I commented on a few posts on the page, trying to let people know this wasn’t me.
I was so desperate to regain control of the page that I paid a guy who said he could help me regain my access.
That, too, was a scam.
And it was a scam that hooked me twice.
You might be asking how I could be so dumb. This stuff seems like obvious fraud.
P.T. Barnum, the famed circus owner, reportedly said, “There’s a sucker born every minute.”
The digital age has sped up the production of suckers to nanoseconds.
All I can say in my defense is desperation makes fools of us all.
Most people who followed my Facebook Page knew me through my writing.
I enjoyed pretending I was still a newspaper columnist or a writer that mattered. I’m not. Maybe I never was, but transitions are difficult, and we do what we must to survive.
Eventually, I gave up on the page. I blocked and moved on with life.
Until last week.
That’s when emails and text messages started to pour in.
“What are you thinking?”
“Are you OK”
“It’s a bad look for you.”
The scofflaws who stole my page mostly post dull and stupid videos.
But occasionally they throw in some scantily clad woman jiggling in provocative ways.
That has happened enough that someone contacted my principal anonymously to note the content and that some of it was posted during the school day.
I explained to everyone that even though the page has my name on it, my face on it, my pictures, and some of my writing — it isn’t me.
I have no control and no route to get Facebook’s attention. I am powerless to stop it.
I’ve asked my news friends if they have any contacts at Meta. They don’t. Nobody does. Everything is done through electronic forms.
The current presidential administration wooed all the tech bros into his thrall. They all did away with fact-checking efforts. The crazy is impossible to stop, so let it flow, the billionaires who get fractionally richer every time someone shouts 9-11 was an inside job and they’re running a pedophilia ring out of a pizzeria.

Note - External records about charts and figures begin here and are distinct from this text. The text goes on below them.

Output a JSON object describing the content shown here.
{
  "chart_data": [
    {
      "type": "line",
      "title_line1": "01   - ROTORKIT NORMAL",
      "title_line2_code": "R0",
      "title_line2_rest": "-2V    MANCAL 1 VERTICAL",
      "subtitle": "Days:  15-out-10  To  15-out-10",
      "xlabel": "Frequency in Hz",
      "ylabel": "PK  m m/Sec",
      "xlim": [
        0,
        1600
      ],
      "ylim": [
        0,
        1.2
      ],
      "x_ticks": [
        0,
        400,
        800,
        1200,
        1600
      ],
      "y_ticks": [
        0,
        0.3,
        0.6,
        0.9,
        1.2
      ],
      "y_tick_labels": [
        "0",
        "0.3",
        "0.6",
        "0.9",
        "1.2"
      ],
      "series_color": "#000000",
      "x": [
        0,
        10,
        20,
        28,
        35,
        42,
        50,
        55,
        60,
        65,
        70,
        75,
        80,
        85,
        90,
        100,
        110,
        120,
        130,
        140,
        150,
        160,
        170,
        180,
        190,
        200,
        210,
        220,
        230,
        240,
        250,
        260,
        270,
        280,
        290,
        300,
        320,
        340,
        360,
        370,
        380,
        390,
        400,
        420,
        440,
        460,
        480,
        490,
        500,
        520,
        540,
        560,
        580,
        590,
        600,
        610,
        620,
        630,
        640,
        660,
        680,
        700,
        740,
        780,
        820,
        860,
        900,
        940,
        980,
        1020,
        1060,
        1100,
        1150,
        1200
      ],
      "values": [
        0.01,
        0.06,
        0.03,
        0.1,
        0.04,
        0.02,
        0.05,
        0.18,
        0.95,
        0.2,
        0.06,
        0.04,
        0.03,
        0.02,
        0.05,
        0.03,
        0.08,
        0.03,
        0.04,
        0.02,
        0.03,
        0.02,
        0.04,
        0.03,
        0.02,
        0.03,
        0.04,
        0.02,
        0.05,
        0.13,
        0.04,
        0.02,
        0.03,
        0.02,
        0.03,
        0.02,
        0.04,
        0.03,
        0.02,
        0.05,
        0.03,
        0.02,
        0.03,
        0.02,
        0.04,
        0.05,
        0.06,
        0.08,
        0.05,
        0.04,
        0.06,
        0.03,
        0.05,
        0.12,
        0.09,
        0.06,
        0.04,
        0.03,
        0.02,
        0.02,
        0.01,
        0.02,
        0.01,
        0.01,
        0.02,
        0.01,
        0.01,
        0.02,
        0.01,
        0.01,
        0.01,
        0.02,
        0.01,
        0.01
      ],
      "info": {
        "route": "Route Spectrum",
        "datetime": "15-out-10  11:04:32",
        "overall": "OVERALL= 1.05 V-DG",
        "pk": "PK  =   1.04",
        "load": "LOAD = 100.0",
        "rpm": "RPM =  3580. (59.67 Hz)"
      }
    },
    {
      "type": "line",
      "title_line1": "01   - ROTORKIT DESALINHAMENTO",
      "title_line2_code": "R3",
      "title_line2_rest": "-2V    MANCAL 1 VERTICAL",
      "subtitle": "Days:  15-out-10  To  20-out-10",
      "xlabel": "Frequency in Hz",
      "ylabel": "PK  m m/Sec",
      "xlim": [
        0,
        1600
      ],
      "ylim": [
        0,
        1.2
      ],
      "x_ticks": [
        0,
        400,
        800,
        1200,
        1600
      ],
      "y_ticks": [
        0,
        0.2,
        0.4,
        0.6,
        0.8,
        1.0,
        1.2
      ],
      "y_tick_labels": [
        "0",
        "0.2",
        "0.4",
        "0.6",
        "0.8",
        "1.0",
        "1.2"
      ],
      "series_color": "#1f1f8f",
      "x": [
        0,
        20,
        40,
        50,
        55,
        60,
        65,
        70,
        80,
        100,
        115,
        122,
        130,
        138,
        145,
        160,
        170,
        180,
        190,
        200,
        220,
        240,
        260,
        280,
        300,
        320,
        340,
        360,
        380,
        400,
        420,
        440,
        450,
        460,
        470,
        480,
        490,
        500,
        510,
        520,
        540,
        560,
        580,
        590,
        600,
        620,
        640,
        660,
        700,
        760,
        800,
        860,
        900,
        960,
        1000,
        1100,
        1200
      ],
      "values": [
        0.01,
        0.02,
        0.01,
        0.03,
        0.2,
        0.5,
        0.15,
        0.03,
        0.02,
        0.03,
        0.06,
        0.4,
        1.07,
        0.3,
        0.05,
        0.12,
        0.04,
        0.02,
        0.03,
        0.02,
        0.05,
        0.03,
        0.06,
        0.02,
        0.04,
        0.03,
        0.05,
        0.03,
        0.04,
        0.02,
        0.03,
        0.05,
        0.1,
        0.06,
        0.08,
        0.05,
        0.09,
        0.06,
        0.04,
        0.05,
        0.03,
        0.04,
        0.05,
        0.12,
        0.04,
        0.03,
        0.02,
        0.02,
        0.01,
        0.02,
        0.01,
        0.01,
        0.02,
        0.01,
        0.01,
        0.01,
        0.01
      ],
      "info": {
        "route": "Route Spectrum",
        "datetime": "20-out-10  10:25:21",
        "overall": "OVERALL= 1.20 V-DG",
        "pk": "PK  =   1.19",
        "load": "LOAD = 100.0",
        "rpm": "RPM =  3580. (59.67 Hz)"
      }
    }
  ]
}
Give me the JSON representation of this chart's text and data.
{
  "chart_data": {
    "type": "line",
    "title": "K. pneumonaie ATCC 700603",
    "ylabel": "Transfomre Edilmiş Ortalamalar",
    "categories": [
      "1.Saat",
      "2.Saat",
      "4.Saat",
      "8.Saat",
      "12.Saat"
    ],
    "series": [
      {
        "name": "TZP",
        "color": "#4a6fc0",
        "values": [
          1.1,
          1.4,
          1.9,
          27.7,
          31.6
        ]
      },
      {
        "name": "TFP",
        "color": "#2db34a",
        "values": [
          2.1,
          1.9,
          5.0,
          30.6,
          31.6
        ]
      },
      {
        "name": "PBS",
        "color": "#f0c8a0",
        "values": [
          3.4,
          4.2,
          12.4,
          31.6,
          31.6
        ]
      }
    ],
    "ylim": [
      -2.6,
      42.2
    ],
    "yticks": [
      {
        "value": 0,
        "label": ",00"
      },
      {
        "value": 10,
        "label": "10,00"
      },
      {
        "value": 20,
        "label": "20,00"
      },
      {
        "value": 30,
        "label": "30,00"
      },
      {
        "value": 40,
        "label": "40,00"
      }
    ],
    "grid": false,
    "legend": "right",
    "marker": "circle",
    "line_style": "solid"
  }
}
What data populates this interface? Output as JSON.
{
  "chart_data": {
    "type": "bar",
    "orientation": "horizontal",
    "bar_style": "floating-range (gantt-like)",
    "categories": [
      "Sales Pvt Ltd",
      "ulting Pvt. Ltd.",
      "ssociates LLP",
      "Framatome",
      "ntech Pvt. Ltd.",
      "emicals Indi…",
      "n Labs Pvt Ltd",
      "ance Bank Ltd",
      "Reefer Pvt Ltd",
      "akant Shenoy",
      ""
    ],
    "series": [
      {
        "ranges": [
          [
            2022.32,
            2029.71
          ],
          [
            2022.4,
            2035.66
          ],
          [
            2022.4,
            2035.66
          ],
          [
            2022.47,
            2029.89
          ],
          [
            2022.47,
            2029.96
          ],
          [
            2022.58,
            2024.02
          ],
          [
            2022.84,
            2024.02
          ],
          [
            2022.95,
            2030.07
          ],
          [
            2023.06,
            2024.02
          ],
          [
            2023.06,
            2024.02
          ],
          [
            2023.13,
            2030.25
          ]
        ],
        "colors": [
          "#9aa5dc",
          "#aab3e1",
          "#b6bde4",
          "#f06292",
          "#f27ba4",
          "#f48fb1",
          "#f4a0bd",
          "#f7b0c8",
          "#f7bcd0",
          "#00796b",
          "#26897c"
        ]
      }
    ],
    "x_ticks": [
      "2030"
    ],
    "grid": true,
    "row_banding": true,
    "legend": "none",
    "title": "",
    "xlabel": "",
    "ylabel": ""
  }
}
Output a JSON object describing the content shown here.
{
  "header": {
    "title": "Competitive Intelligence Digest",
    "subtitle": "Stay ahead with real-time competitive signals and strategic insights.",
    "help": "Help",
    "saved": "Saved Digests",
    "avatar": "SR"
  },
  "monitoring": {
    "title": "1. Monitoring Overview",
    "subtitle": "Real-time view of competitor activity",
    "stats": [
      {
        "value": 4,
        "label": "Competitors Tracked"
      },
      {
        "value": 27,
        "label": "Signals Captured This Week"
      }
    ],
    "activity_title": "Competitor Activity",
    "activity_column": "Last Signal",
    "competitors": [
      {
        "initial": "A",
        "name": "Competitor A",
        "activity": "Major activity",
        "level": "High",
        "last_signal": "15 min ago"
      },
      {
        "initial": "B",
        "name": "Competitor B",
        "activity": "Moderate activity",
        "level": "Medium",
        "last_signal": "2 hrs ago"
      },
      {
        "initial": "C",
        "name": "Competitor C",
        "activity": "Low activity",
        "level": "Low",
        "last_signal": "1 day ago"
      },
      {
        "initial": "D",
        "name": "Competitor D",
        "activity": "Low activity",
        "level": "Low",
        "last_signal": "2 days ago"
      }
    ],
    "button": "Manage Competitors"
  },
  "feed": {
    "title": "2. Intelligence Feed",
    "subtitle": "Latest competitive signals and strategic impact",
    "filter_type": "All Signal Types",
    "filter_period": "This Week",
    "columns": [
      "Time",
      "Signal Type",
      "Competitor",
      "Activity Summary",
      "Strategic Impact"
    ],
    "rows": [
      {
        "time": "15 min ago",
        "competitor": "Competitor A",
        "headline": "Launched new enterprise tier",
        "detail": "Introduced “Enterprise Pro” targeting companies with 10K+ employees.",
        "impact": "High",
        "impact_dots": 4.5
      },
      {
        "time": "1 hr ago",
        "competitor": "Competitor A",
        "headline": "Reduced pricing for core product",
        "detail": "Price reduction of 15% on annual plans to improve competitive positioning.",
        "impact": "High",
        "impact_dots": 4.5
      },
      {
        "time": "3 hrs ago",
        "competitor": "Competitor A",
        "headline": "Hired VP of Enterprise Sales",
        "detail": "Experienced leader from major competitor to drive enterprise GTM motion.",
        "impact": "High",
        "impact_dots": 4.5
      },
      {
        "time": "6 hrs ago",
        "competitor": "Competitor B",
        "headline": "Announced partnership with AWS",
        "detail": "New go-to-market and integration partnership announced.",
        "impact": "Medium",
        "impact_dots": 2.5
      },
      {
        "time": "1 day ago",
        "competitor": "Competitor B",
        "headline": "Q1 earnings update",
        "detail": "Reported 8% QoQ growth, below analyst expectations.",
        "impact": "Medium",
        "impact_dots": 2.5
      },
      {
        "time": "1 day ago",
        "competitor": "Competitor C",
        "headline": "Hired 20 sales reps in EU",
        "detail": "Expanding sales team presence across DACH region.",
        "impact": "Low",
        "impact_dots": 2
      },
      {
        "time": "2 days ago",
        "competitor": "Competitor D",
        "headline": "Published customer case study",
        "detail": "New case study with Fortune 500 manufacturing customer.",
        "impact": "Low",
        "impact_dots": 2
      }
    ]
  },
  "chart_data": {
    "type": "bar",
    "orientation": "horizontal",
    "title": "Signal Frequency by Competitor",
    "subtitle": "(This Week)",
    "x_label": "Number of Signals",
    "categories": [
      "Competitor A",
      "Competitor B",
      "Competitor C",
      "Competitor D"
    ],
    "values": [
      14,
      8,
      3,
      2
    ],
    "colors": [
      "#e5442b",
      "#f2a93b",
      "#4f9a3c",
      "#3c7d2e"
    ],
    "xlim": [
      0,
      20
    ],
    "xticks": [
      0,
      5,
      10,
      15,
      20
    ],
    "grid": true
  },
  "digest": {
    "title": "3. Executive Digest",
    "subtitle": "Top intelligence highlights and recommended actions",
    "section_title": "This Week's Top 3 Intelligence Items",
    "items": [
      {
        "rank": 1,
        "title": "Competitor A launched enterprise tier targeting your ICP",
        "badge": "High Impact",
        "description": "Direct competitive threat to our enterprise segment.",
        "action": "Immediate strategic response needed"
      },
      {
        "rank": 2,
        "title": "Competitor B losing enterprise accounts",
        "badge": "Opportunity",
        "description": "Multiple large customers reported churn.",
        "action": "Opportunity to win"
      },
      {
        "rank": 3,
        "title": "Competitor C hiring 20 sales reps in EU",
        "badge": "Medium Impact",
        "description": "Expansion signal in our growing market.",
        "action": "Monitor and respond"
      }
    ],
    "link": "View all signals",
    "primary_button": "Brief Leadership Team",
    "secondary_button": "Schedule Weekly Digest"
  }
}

Who cares if some mope in Des Moines who is just trying to survive has his reputation wrecked and his employment threatened? This country isn’t for ordinary citizens anymore.
I’m lucky. My principal listened to me. We documented the conversation and, hopefully, that will be the end of that.
But I know some people followed me as a columnist and still see my work here and elsewhere who will believe I’m a creep posting smut.
The page is gone, but parts of me remain. Mom 2.0’s obituary is on there. My selfie with Lisa Bluder, the great Iowa and Drake women’s basketball coach, is on there. Pictures of my family and friends are on there.
It looks like me. It has my name and self-chosen title, but it isn’t me.
My principal is reaching out to the district’s tech people. I’ve called some of my newspaper friends and old law enforcement sources.
I can’t afford a lawyer to write a cease-and-desist letter, but I’m looking into other options.
For the record, my true Facebook page is at facebook.com/newsmanone. Anything else on that site that has my name on it is fake. Report it. Unfollow the page. Block it.
And move on with your life.
That’s the only recourse left to me.
Daniel P. Finney is a member of the Iowa Writers Collaborative, but don’t hold that against them. Please visit their page to view a full roster of writers and consider subscribing to their columns. Writing is hard work; people ought to get paid for it. If you enjoy it, throw them a couple of bucks. They earned it.
I am so sorry this happened to you, Daniel. I am glad your principal was able to help you. To me that shows he has great respect for you and your work. Concentrate on that and keep on with your good work as a teacher of young children. Everything else will fall in place eventually.
Small people are out there looking to cause havoc because they have no life of their own. Once they get attention, plumps up egos. Hope your tech people can wipe this from FB. At least some help while you go to school every day teaching positive adult behavior. There is a child looking for that.